ADE → Omniscol migration (higher education)

  1. ADE (Adesoft), often in its ADE Campus version, is widespread in higher education. The migration primarily concerns scheduling; the synchronization with the information system (Apogée, Pegase, Aurion, UNIT4) still has to be reconfigured on the Omniscol side.

  2. Retrieving the ADE data: programs, instructors, rooms, activities (with type, duration, repetitions, cap).

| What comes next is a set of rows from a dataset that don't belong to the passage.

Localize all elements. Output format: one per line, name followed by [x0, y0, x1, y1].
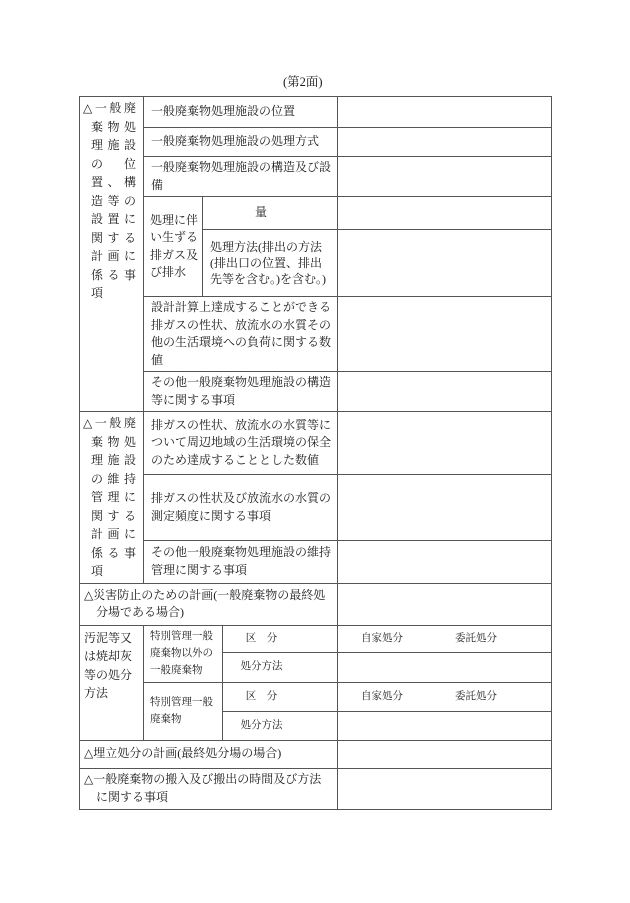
target-values-value-cell [338, 412, 552, 475]
group2-section-header: △一般廃棄物処理施設の維持管理に関する計画に係る事項 [80, 412, 144, 584]
table-row [80, 740, 552, 768]
group3-section-header: 汚泥等又は焼却灰等の処分方法 [80, 625, 144, 740]
landfill-plan-value-cell [338, 740, 552, 768]
disposal-method-value-cell [338, 711, 552, 740]
structure-equipment-value-cell [338, 157, 552, 197]
facility-location-value-cell [338, 97, 552, 128]
disaster-plan-value-cell [338, 583, 552, 625]
table-row [80, 412, 552, 475]
table-row [80, 583, 552, 625]
structure-equipment-label: 一般廃棄物処理施設の構造及び設備 [144, 157, 338, 197]
carry-in-out-value-cell [338, 768, 552, 809]
consigned-disposal-label: 委託処分 [455, 632, 498, 644]
page-title: (第2面) [283, 75, 323, 89]
landfill-plan-label: △埋立処分の計画(最終処分場の場合) [80, 740, 338, 768]
emission-wastewater-header: 処理に伴い生ずる排ガス及び排水 [144, 197, 203, 297]
other-structure-value-cell [338, 372, 552, 412]
category-options-cell [338, 682, 552, 711]
category-label: 区 分 [223, 625, 338, 652]
table-row [80, 372, 552, 412]
category-options-cell [338, 625, 552, 652]
quantity-label: 量 [203, 197, 338, 230]
table-row [80, 625, 552, 652]
target-values-label: 排ガスの性状、放流水の水質等について周辺地域の生活環境の保全のため達成することとした数値 [144, 412, 338, 475]
table-row [80, 97, 552, 128]
facility-location-label: 一般廃棄物処理施設の位置 [144, 97, 338, 128]
design-values-value-cell [338, 297, 552, 372]
table-row [80, 475, 552, 541]
application-form-table [79, 96, 552, 810]
table-row [80, 297, 552, 372]
processing-method-label: 一般廃棄物処理施設の処理方式 [144, 128, 338, 157]
consigned-disposal-label: 委託処分 [455, 690, 498, 702]
table-row [80, 682, 552, 711]
disaster-plan-label: △災害防止のための計画(一般廃棄物の最終処分場である場合) [80, 583, 338, 625]
special-waste-label: 特別管理一般廃棄物 [144, 682, 223, 740]
quantity-value-cell [338, 197, 552, 230]
table-row [80, 768, 552, 809]
disposal-method-value-cell [338, 652, 552, 682]
processing-method-value-cell [338, 128, 552, 157]
disposal-method-label: 処分方法 [223, 711, 338, 740]
measure-frequency-value-cell [338, 475, 552, 541]
table-row [80, 157, 552, 197]
measure-frequency-label: 排ガスの性状及び放流水の水質の測定頻度に関する事項 [144, 475, 338, 541]
self-disposal-label: 自家処分 [361, 632, 404, 644]
table-row [80, 541, 552, 583]
treatment-method-value-cell [338, 230, 552, 297]
design-values-label: 設計計算上達成することができる排ガスの性状、放流水の水質その他の生活環境への負荷に関する数値 [144, 297, 338, 372]
other-maintenance-value-cell [338, 541, 552, 583]
table-row [80, 128, 552, 157]
other-maintenance-label: その他一般廃棄物処理施設の維持管理に関する事項 [144, 541, 338, 583]
group1-section-header: △一般廃棄物処理施設の位置、構造等の設置に関する計画に係る事項 [80, 97, 144, 412]
category-label: 区 分 [223, 682, 338, 711]
treatment-method-label: 処理方法(排出の方法(排出口の位置、排出先等を含む。)を含む。) [203, 230, 338, 297]
non-special-waste-label: 特別管理一般廃棄物以外の一般廃棄物 [144, 625, 223, 682]
carry-in-out-label: △一般廃棄物の搬入及び搬出の時間及び方法に関する事項 [80, 768, 338, 809]
other-structure-label: その他一般廃棄物処理施設の構造等に関する事項 [144, 372, 338, 412]
self-disposal-label: 自家処分 [361, 690, 404, 702]
disposal-method-label: 処分方法 [223, 652, 338, 682]
table-row [80, 197, 552, 230]
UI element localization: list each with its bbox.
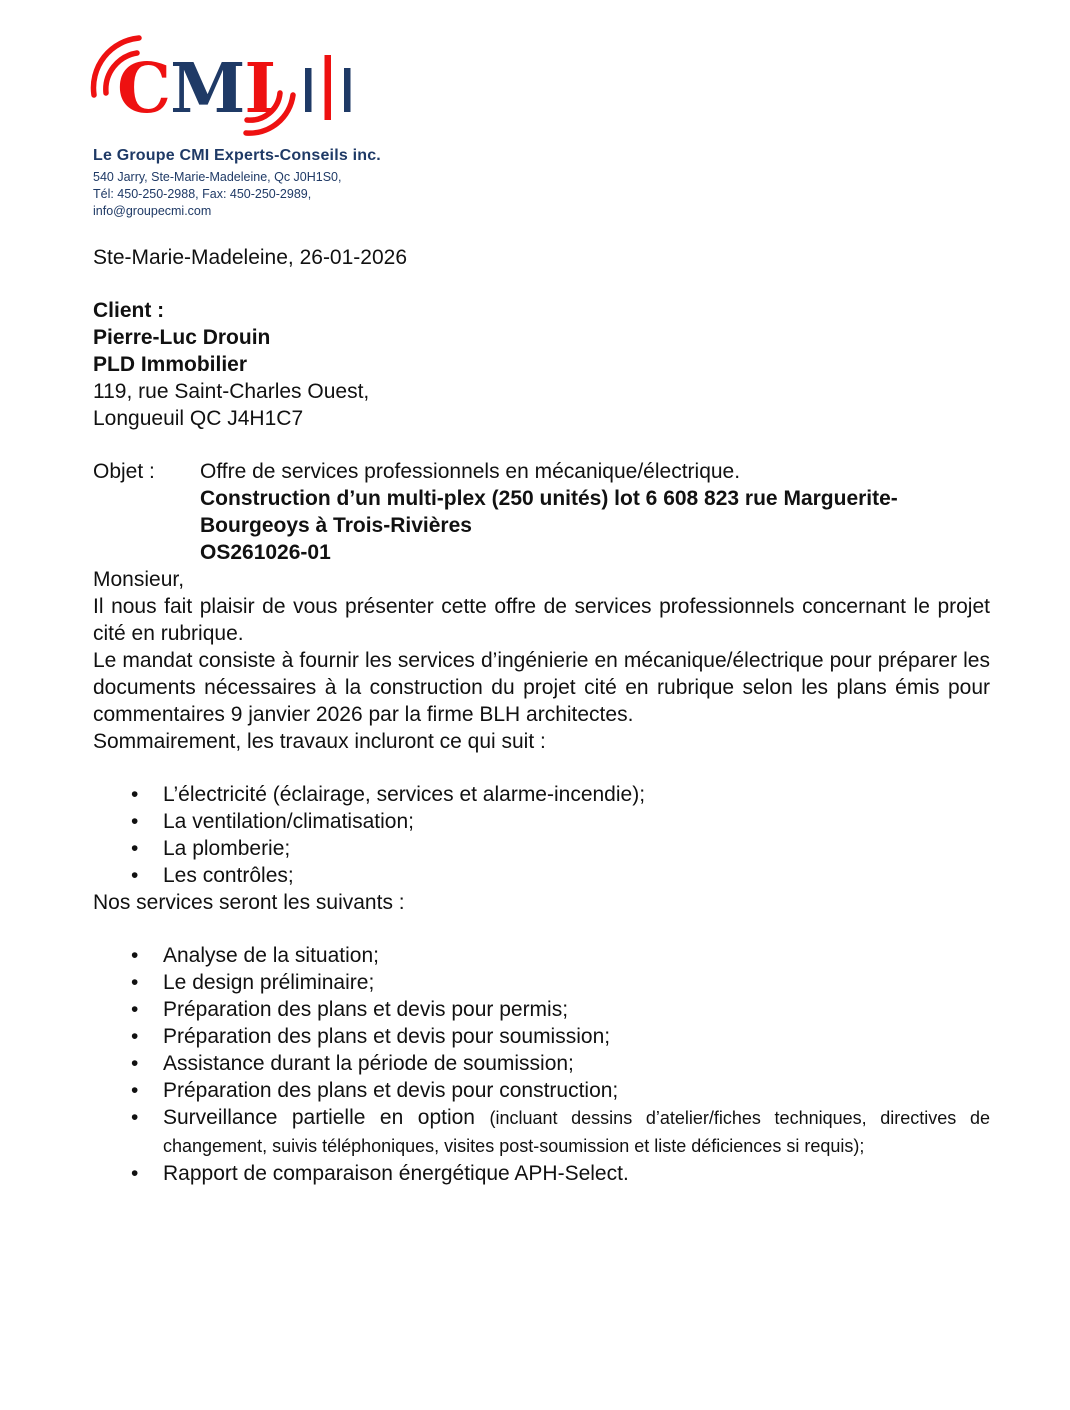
- address-line: info@groupecmi.com: [93, 204, 212, 218]
- client-company: PLD Immobilier: [93, 353, 248, 376]
- logo-letters: [117, 49, 275, 129]
- logo-bar: [325, 55, 332, 120]
- subject-label: Objet :: [93, 460, 155, 483]
- service-item-note: (incluant dessins d’atelier/fiches techniques, directives de changement, suivis téléphoniques, visites post-soumission et liste déficiences si requis);: [163, 1108, 990, 1156]
- client-name: Pierre-Luc Drouin: [93, 326, 271, 349]
- work-item: • L’électricité (éclairage, services et alarme-incendie);: [93, 781, 990, 808]
- client-address-line: Longueuil QC J4H1C7: [93, 407, 304, 430]
- service-item: • Préparation des plans et devis pour soumission;: [93, 1023, 990, 1050]
- subject-block: [93, 458, 990, 566]
- services-list: [93, 942, 990, 1187]
- service-item-text: Surveillance partielle en option: [163, 1106, 490, 1129]
- logo-letter-c: C: [117, 49, 171, 129]
- letter-body: [93, 244, 990, 1187]
- service-item: • Préparation des plans et devis pour permis;: [93, 996, 990, 1023]
- work-item: • La ventilation/climatisation;: [93, 808, 990, 835]
- subject-line: Offre de services professionnels en mécanique/électrique.: [200, 460, 741, 483]
- service-item: [93, 1104, 990, 1160]
- logo-letter-i: I: [244, 49, 276, 129]
- cmi-logo: [93, 38, 358, 140]
- service-item: • Le design préliminaire;: [93, 969, 990, 996]
- logo-letter-m: M: [170, 49, 245, 129]
- services-intro: Nos services seront les suivants :: [93, 891, 405, 914]
- subject-line: Bourgeoys à Trois-Rivières: [200, 514, 472, 537]
- subject-ref: OS261026-01: [200, 541, 331, 564]
- client-label: Client :: [93, 299, 165, 322]
- letterhead: [93, 38, 990, 220]
- paragraph-intro: Il nous fait plaisir de vous présenter cette offre de services professionnels concernant le projet cité en rubrique.: [93, 595, 990, 645]
- service-item: • Préparation des plans et devis pour construction;: [93, 1077, 990, 1104]
- work-item: • Les contrôles;: [93, 862, 990, 889]
- service-item: • Assistance durant la période de soumission;: [93, 1050, 990, 1077]
- company-address: [93, 169, 990, 220]
- salutation: Monsieur,: [93, 568, 185, 591]
- subject-line: Construction d’un multi-plex (250 unités) lot 6 608 823 rue Marguerite-: [200, 487, 898, 510]
- service-item: • Rapport de comparaison énergétique APH-Select.: [93, 1160, 990, 1187]
- service-item: • Analyse de la situation;: [93, 942, 990, 969]
- client-address-line: 119, rue Saint-Charles Ouest,: [93, 380, 370, 403]
- work-item: • La plomberie;: [93, 835, 990, 862]
- works-list: [93, 781, 990, 889]
- subject-content: [200, 458, 990, 566]
- dateline: Ste-Marie-Madeleine, 26-01-2026: [93, 246, 408, 269]
- address-line: Tél: 450-250-2988, Fax: 450-250-2989,: [93, 187, 312, 201]
- paragraph-mandate: Le mandat consiste à fournir les services d’ingénierie en mécanique/électrique pour préparer les documents nécessaires à la construction du projet cité en rubrique selon les plans émis pour commentaires 9 janvier 2026 par la firme BLH architectes.: [93, 649, 990, 726]
- client-block: [93, 297, 990, 432]
- logo-bar: [344, 68, 351, 112]
- works-intro: Sommairement, les travaux incluront ce qui suit :: [93, 730, 546, 753]
- logo-bar: [305, 68, 312, 112]
- address-line: 540 Jarry, Ste-Marie-Madeleine, Qc J0H1S0,: [93, 170, 342, 184]
- company-name: Le Groupe CMI Experts-Conseils inc.: [93, 147, 381, 164]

ADE presents this data as configurable lists (Listing views) that you print or export via the Print menu. An iCal feed must first be converted into a spreadsheet table (the import does not read iCal). If you schedule on precise dates, preserve that aspect too.

  3. Initial mapping: ADE and Omniscol have compatible models but different naming conventions. Prepare the files according to the Omniscol template (see Preparing your data for a mass import). Think through the granularity of the student groups (half-promotions, utility groups) from the start — that is the tricky point in higher education.

  4. Import from a spreadsheet into a test timetable: instructors, programs, subjects, rooms, then activities (see Mass import of courses from a spreadsheet). The course spreadsheet has no external-identifier column; for future reconciliation with your information system, plan on the external synchronization instead (see Synchronization with external systems).

  5. Rebuilding the links: multi-program alignments (the activity associations on the ADE side), alternations, half-promotion divisions. Also revisit the rooms left as "free choice" by letting the algorithm assign them (through a shared specialisation if needed). ADE and Omniscol do not use exactly the same primitives — count on a manual finishing pass.

    If ADE scheduled on precise dates, use the Omniscol calendar mode (included in Premium) to preserve that behavior (see Calendar mode).

  6. Test generation in Omniscol to validate feasibility. Diagnostic, fixes, iteration. The more you test before the switchover, the less you fix afterwards.

  7. Reconfiguring the information system: if ADE was synchronized with Apogée, Pegase, Aurion or UNIT4, you will have to reconfigure that synchronization on the Omniscol side via the API (see Omniscol API) or the synchronization with external systems (see Synchronization with external systems). For Aurion specifically, see integrations.aurion — 3 possible modes.